1000 yıl sonra Türk askerlerinin Asya kıtasına dönüşü: Kore Savaşı
Tarihin tozlu sayfalarında 1905 yılına geldiğimizde Kore Yarımadasında Japonya’nın Rus Çarlığı'nın hakimiyetini sonlandırıp Kore'yi işgal ettiğini öğreniriz. 2. Dünya Savaşı sonrası Japonya’nın sahneden çekilmesiyle birlikte Kore’nin Sovyetler Birliği ve Amerika tarafından 2’ye ayrılması Kuzey Kore’nin Güney Kore’ye saldırması kahraman Türk askerinin 1000 yıldan uzun bir süre sonra tekrar Çin ordusu ile savaşmasını da beraberinde getirir. İşte büyük bir yıkıma yol açan yüz binlerce sivil-askerin hayatını kaybettiği Kore Savaşı'na dair merak edilenler…
II. Dünya Savaşı öncesinde Kore, Japonya’nın egemenliğindeydi. Zira, 1905 yılında Japon-Rus Savaşı'nı Japonya kazandı ve Kore topraklarında tam hakimiyet kurdu. Taki II. Dünya Savaşı’na kadar…
Japonya’nın Kore’deki hakimiyeti 2. Dünya Savaşı’nı kaybetmesiyle son buldu. II. Dünya Savaşı’nda Almanya ve Japonya’ya karşı birlikte savaşan Sovyetler Birliği ve Amerika Birleşik Devletleri’nin 1945 yılı sonrasında rakip devletler haline gelmesi Kore’yi büyük bir çıkmazın içine sürükleyecekti.
2. Dünya Savaşı’nın ardından Kore'nin kuzey kısmı Sovyetler Birliği tarafından, güney bölümü ise ABD tarafından işgal edildi. Böylelikle Kore, Güney ve Kuzey olmak üzere ikiye bölündü. 1949 yılında Çin’deki iç savaşı komünistlerin kazanmış bununla beraber Sovyetler Birliği ve Çin arasında güçlü bir bağ kurulmuştu.
Kuzey Kore lideri Kim İl-song ve Sovyetler Birliği lideri Stalin, güçlü bir saldırıyla, ABD’nin müdahalesine fırsat tanınmadan güneyi hızlı bir biçimde ele geçirerek, tüm ülkede hakimiyet kurmayı planlıyordu. 1950 yılları başlarında Kuzey Kore'de iktidarı elinde bulunduran yerel hükümet, Çin ve Sovyetler Birliği'nin desteğiyle Güney Kore'ye saldırdı.

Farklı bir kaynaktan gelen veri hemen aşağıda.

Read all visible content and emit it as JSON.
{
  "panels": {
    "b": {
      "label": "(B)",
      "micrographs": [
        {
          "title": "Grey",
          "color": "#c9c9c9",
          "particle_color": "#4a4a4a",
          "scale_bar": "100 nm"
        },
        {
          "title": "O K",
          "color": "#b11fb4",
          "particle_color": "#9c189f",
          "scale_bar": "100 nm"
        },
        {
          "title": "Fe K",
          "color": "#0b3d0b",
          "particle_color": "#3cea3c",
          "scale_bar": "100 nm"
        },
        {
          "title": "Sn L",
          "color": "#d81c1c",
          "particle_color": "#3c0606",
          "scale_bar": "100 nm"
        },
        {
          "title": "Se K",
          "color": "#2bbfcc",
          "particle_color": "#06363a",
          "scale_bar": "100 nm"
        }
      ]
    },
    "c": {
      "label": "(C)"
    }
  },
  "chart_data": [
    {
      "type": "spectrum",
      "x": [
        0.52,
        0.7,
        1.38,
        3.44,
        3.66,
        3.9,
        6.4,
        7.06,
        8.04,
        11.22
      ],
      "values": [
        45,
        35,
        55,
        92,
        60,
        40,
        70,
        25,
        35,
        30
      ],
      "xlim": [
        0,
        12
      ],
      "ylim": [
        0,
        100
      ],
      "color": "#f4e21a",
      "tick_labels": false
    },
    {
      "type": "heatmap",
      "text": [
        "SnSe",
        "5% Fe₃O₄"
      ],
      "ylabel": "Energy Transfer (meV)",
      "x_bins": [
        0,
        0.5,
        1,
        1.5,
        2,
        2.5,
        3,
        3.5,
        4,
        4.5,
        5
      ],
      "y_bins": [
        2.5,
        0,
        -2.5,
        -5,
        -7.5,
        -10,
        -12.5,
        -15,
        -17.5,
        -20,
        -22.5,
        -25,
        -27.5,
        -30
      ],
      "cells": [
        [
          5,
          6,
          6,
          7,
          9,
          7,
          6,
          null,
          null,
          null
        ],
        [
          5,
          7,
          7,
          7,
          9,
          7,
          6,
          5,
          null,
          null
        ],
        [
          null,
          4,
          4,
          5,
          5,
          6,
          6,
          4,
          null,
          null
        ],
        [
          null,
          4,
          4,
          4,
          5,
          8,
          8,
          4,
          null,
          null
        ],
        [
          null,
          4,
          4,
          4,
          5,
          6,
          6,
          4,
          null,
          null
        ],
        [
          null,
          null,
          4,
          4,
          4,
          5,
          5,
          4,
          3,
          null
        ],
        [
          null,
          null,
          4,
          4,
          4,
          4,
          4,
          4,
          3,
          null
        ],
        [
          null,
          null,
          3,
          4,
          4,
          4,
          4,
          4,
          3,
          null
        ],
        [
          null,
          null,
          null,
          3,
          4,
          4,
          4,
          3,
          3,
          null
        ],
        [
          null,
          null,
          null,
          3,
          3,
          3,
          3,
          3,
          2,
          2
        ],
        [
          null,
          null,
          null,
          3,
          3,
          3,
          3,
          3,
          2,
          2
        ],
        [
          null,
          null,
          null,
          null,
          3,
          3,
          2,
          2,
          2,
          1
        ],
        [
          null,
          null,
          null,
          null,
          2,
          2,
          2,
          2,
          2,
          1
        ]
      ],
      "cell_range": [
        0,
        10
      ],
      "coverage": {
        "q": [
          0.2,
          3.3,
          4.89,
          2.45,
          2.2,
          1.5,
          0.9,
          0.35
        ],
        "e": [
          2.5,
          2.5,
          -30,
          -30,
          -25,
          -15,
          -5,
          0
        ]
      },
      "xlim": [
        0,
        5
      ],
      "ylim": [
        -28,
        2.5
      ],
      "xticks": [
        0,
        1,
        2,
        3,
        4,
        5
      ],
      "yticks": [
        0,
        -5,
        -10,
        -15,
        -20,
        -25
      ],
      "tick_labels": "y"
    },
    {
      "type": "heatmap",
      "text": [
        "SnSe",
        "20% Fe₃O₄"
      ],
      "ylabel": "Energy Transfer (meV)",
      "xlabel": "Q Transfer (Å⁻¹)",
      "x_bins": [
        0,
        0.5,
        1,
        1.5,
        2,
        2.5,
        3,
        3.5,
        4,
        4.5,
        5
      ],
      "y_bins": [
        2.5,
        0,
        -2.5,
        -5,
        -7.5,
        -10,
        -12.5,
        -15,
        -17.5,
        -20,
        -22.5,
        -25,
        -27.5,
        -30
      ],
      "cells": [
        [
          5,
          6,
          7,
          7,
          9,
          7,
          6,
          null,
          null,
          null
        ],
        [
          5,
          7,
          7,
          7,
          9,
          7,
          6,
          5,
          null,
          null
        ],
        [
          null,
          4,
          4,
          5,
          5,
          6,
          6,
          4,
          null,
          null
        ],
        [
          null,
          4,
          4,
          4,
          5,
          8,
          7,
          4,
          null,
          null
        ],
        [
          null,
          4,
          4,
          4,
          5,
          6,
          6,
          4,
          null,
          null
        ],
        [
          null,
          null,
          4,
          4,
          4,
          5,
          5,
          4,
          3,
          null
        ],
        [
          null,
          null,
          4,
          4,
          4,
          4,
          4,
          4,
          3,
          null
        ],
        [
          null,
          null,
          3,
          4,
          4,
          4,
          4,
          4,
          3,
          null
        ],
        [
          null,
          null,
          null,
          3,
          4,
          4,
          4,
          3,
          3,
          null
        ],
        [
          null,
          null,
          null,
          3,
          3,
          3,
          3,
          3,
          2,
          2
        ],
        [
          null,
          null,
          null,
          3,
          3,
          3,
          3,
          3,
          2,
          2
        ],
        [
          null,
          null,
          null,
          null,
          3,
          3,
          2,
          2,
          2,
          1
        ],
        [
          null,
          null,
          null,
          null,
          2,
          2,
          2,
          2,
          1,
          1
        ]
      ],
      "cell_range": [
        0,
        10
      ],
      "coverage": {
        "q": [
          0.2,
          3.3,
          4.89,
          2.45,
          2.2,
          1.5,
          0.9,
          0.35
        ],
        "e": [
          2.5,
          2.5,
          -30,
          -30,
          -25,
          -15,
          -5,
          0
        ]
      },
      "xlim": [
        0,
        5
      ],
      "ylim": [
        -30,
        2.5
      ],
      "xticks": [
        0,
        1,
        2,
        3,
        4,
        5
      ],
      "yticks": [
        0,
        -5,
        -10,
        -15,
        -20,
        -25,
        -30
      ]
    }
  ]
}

Bunun üzerine ABD'nin talebiyle Birleşmiş Milletler tarafından Kore'ye askeri müdahale konusunda karar alındı.
Alınan karar neticesinde Birleşmiş Milletler barışı yeniden sağlamak için üye devletlerden Güney Kore’ye yardım etmesini istedi. Türkiye bu karara uyarak, Kore’ye 5000 kişilik kara kuvveti gönderdi. Kahraman Türk askeri 1000 yıldan uzun bir süre sonra tekrar Kuzey Kore ordusunun en büyük destekçisi Çinli askerlerle savaşacaktı.
Savaşa gidecek askerler 1929 doğumlulardan ve daha çok gönüllülerden seçilecekti. Subay ve astsubaylardan da Kore’ye gitmek için gönüllü olanlar tercih edilecekti.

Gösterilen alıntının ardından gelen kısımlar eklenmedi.